Mary sighs: “But ever since the deity Thoth taught us employees of the Refurbished Virgin how to use our pocket-sized detective’s notepads, none of us can remember a bloody thing via the old-fashioned method. It’s almost a curse, this gift of writing — tho it’s better than smart-phones.”

“Amen to that,” Monica laughs. 

“What’s going on,” I whisper to Monica Vitti from under the covers in bed. “Did you finally solve the mystery?”

Monica presses her finger to her lips to shush me; then she mouths the words: “No — Mary’s got a deer infestation, and they’re eating all her flowers.”

I nod and mouth the words “Oh, I see!” Then I pull back the covers and climb out of bed and stretch.

Monica mouths: “What are you doing?”

I mouth: “I’m going to take a fully clothed bath in the cold pond out back real quick and then head over to Burnsville to help Mary Magdalene exterminate all her deer.”

Monica Vitti is aghast: “Exterminate!?” — she sez this accidentally aloud, thus causing our three other co-herdsmen to awake in the bed. Luckily they all just readjust their position and fall back to sleep again immediately. 

Monica is careful to whisper now: “Do you mean that you’re going to cause the entire species of deer to go extinct?”

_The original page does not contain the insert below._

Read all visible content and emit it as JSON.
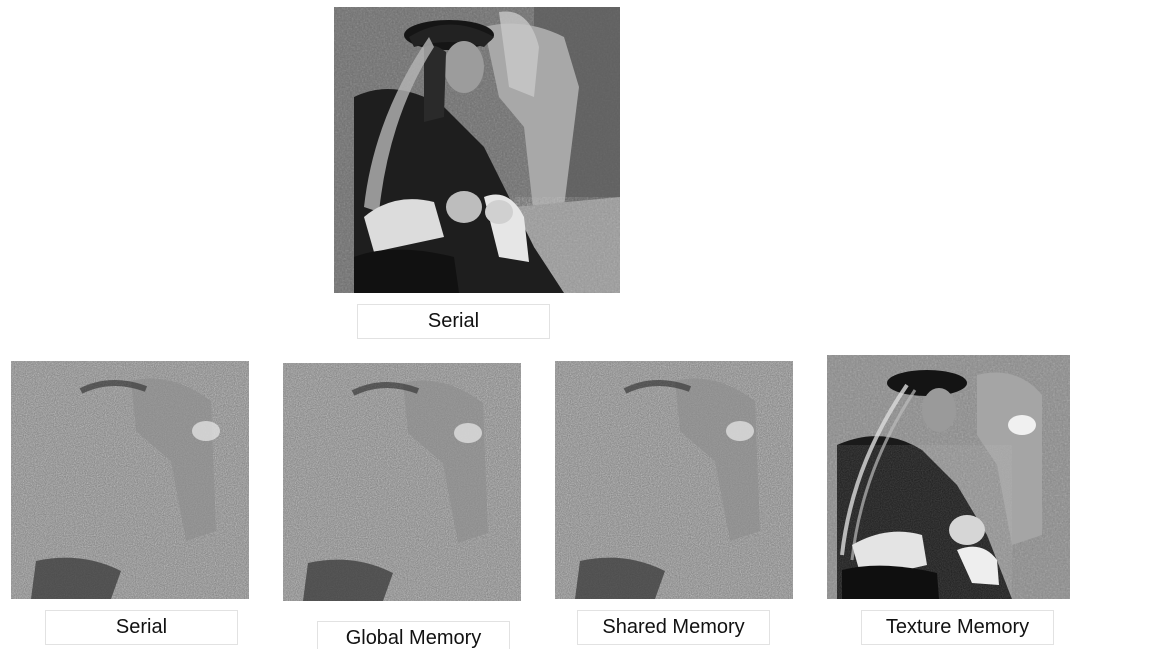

I now gently press my own finger to Monica Vitti’s lips, which shushes her up; then I mouth the words: “Of course not — there are far too many deer living in these hills: it would take more than just one heroic herdsman from Hades to extirpate them all overnight. No, no, no: what I’m thinking of doing is simply shooing away those herds that have entered unbidden into The Refurbished Virgin Plant Shop — didn’t Miss Magdalene say they’re deflowering the place?”

“I can read lips, you know,” Mary’s voice from the phone’s receiver delivers this quip.

Now I gaze at Monica in distress and mouth the words: “But Mary’s trapped in the phone — she shouldn’t be able to see what we’re saying in silence!”

“There’s more to heaven and earth than is contained in your philosophy, Horatio,” the echoing laugh of the Magdalene somehow pervades our whole bedroom.